Takas sistemi başlayan sistem, mal, para, tartı para, madeni para, temsili para gibi aşamalardan geçerek günümüze kadar gelerek kâğıt para formu ile devam etmekte. Yeni süreçte ise yeni aşamanın ayak sesleri öne çıkıyor. Merkez Bankası para politikalarına yön verirken para formlarında teknolojik gelişmelere paralel uyguladığı politikalarda dijital parayı şimdilik ön görmüyor.
Günümüzde kart tabanlı işlemlerin mevcut olması, yazılım tabanlı işlemlere geçiş söz konusu. Dijital para olarak adlandıran varlıkların fiziksel bir biçime dönüştürülememesi ilerleyen süreçlerde bu engelin kalkarak dijital paraların benimsenmesi yaygınlaşacaktır. Günümüz para sisteminde kripto para, sabit coinler ve Merkez Bankası dijital paraları mevcuttur.
Merkez Bankaları Küresel Ekonomik Zorluklara Etkili Bir Şekilde Çözüm Sağlayabilir mi?
Geride bırakılan yıllar sürdürülebilir kalkınma hedeflerinin önemini bir kez daha ortaya çıkardı. Ekonomik iyileştirmeyi desteklemek amacı ile yetkili kurumlar sürdürülebilir kalkınmaya yönelik yapılacak yatırımları kolaylaştırmak adına politika yürütenler zor mücadelenin öne çıkacağını vurguluyor.
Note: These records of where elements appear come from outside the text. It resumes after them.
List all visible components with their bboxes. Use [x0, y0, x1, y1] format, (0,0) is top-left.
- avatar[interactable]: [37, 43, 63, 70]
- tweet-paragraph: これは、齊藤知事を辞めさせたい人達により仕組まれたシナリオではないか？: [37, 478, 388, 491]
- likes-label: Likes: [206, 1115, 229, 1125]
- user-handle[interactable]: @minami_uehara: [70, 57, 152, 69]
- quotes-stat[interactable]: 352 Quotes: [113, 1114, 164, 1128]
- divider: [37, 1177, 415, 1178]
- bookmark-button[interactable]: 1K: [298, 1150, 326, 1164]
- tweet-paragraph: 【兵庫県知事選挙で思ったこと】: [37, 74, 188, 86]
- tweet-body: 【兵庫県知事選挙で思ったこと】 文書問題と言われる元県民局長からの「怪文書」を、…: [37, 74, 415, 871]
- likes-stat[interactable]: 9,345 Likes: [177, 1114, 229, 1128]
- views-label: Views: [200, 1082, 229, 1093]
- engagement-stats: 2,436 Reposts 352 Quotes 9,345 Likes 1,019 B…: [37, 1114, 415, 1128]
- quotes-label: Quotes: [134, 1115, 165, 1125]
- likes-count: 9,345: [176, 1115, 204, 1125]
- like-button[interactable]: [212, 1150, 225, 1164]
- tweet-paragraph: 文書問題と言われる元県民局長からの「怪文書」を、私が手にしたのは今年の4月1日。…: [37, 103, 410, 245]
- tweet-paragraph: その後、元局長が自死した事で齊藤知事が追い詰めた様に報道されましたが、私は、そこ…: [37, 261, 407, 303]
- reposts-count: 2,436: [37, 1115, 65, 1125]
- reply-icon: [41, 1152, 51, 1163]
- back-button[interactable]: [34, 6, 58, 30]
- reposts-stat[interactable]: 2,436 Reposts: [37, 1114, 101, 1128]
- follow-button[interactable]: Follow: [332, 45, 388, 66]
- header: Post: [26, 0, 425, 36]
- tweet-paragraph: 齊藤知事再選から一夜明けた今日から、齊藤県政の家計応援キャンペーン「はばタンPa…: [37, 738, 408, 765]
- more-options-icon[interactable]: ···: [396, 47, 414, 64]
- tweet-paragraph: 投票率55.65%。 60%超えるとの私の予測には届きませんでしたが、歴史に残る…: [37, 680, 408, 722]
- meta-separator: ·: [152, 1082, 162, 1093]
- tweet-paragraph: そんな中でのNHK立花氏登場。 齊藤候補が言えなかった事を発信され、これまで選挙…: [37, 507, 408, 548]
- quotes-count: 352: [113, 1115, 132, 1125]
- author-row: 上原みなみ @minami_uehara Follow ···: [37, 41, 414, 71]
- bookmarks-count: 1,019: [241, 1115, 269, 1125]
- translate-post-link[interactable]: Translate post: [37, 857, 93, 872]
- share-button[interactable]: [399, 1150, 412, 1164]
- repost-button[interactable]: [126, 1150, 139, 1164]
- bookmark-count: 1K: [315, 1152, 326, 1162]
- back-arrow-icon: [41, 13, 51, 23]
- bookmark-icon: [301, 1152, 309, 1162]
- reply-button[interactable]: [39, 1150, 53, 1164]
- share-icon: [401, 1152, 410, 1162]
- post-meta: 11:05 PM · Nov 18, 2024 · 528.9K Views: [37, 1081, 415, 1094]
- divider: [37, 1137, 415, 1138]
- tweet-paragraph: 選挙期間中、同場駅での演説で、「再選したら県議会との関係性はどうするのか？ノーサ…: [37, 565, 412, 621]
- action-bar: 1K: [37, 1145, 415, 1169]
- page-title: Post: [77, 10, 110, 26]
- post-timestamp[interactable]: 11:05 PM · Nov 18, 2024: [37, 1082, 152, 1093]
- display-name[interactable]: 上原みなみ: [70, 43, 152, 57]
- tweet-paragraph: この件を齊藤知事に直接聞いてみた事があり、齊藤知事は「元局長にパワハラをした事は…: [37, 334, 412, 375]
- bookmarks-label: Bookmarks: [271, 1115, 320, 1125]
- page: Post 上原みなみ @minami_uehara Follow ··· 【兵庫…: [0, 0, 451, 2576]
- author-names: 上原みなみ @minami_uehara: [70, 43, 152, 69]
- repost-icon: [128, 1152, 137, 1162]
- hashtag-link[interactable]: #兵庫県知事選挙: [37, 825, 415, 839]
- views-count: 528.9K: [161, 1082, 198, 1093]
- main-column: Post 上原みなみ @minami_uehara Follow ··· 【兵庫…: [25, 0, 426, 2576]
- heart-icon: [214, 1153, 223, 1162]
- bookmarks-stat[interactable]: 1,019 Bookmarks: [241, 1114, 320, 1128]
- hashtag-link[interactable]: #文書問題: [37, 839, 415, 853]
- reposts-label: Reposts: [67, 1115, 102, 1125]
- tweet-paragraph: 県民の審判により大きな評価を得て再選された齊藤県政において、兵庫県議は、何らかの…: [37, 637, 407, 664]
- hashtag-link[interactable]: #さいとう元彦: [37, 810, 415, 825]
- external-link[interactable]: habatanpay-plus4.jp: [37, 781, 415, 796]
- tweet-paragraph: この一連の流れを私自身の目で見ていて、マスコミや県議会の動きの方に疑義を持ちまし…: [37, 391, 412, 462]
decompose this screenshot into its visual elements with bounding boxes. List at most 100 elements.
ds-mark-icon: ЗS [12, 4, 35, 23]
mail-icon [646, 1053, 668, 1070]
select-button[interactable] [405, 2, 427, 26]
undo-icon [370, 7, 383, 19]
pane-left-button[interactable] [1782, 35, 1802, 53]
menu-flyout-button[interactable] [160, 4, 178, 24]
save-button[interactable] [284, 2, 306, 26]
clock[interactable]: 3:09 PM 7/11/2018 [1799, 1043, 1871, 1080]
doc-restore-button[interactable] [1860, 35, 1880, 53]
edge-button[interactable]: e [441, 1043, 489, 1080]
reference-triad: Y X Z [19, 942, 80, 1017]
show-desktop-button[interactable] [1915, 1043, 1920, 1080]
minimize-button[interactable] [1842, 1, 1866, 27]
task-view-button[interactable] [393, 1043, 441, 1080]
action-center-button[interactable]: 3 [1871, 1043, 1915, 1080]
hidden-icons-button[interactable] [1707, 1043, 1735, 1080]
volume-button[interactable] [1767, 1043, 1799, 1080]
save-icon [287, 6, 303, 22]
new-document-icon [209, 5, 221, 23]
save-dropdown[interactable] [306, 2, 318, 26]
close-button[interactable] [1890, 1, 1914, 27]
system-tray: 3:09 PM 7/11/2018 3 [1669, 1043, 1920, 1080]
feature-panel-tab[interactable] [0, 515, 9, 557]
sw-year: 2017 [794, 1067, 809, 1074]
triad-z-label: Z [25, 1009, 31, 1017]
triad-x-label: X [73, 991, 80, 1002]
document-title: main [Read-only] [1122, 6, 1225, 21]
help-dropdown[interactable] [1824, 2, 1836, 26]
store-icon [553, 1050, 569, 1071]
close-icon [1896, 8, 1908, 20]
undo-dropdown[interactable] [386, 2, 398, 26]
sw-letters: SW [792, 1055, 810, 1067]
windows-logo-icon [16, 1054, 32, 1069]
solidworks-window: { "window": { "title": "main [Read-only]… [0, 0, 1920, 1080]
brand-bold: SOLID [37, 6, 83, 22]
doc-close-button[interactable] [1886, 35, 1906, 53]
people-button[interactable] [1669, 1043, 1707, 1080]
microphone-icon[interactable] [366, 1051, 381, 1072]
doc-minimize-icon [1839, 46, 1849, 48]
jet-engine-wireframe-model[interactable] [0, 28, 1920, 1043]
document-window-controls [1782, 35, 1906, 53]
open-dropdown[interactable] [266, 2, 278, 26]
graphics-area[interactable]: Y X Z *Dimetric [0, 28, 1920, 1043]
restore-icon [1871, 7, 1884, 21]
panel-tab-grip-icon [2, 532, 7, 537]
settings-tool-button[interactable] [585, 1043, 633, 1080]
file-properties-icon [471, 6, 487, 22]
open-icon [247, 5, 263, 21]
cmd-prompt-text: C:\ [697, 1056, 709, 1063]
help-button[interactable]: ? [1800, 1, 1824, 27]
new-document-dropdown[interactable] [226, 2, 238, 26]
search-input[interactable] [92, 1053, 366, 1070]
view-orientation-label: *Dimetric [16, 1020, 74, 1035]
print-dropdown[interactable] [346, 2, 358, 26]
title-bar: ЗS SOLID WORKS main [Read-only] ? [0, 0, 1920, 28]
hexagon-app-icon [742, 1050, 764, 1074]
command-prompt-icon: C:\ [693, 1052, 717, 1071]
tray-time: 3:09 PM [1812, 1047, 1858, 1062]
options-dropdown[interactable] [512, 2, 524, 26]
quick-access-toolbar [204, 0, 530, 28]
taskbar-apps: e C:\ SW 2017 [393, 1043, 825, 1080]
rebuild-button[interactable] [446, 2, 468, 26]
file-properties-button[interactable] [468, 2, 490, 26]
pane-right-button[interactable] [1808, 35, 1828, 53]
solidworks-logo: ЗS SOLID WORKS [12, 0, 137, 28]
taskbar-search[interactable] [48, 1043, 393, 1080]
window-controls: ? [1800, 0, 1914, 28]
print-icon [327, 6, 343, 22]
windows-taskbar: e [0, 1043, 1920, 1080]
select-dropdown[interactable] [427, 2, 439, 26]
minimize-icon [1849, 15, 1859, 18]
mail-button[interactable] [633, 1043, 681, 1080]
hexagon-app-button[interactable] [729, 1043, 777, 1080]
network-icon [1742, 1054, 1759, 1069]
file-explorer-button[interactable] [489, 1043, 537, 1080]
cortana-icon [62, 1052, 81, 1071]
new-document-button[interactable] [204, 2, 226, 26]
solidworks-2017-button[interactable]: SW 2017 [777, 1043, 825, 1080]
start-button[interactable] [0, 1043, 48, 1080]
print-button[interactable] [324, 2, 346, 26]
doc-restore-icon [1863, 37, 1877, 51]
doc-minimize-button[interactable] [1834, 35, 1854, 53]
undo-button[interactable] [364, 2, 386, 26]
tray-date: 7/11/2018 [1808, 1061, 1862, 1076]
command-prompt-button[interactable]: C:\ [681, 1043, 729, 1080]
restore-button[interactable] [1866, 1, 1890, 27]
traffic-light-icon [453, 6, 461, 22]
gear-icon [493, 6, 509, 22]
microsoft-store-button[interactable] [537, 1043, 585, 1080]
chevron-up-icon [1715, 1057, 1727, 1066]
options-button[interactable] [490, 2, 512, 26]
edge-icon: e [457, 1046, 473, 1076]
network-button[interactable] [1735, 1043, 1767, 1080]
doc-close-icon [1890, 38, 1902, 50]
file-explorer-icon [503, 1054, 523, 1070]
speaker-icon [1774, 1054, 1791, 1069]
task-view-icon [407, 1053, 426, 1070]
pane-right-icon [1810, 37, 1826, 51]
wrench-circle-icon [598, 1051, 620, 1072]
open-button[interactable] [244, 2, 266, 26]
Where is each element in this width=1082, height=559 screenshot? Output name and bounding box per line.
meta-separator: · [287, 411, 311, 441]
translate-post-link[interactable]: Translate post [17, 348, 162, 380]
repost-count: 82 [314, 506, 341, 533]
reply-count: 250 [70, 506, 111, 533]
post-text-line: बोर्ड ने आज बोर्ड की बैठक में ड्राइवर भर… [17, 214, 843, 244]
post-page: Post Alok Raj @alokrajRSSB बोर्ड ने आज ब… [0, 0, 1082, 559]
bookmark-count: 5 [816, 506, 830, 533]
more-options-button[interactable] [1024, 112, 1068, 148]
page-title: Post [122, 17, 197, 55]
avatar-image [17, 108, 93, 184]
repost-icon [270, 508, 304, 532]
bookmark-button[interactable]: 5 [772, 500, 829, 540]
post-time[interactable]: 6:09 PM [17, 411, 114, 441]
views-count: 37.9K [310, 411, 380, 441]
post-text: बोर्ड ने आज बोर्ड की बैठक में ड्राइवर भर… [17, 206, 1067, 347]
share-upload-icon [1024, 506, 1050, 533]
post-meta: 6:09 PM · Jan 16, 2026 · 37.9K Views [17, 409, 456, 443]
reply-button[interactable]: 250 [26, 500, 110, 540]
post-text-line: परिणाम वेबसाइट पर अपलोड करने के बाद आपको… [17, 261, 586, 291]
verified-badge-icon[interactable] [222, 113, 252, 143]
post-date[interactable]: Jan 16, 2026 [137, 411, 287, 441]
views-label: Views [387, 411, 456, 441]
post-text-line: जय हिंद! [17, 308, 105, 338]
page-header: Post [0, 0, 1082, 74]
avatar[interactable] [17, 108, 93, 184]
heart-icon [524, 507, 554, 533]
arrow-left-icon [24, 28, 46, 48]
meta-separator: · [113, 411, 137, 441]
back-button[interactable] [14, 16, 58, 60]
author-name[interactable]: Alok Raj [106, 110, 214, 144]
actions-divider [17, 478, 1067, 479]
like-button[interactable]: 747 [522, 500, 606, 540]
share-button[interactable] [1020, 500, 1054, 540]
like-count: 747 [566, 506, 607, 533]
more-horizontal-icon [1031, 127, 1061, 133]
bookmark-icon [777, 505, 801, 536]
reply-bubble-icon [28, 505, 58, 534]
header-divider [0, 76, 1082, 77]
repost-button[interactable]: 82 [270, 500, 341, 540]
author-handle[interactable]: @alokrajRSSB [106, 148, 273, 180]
Politika uygulayan kurumlar, halk sağlığını, borç yönetimini, uygulanacak bütçe politikalarını Merkez Bankası aracılığı ile ve yapısal reformlar ile gerçekleştiriyor. Bu aşamada zorluklarda öne çıkıyor. Bu zorlukların üstesinden gelmek için sadece Merkez Bankası’nın yeterli olmadığı, bu noktada iş çevrelerinin de iyileştirerek, emek ve ürün pazarının artırılarak ve şeffaflık ile gerçekleşeceğinin altı çizilmeli.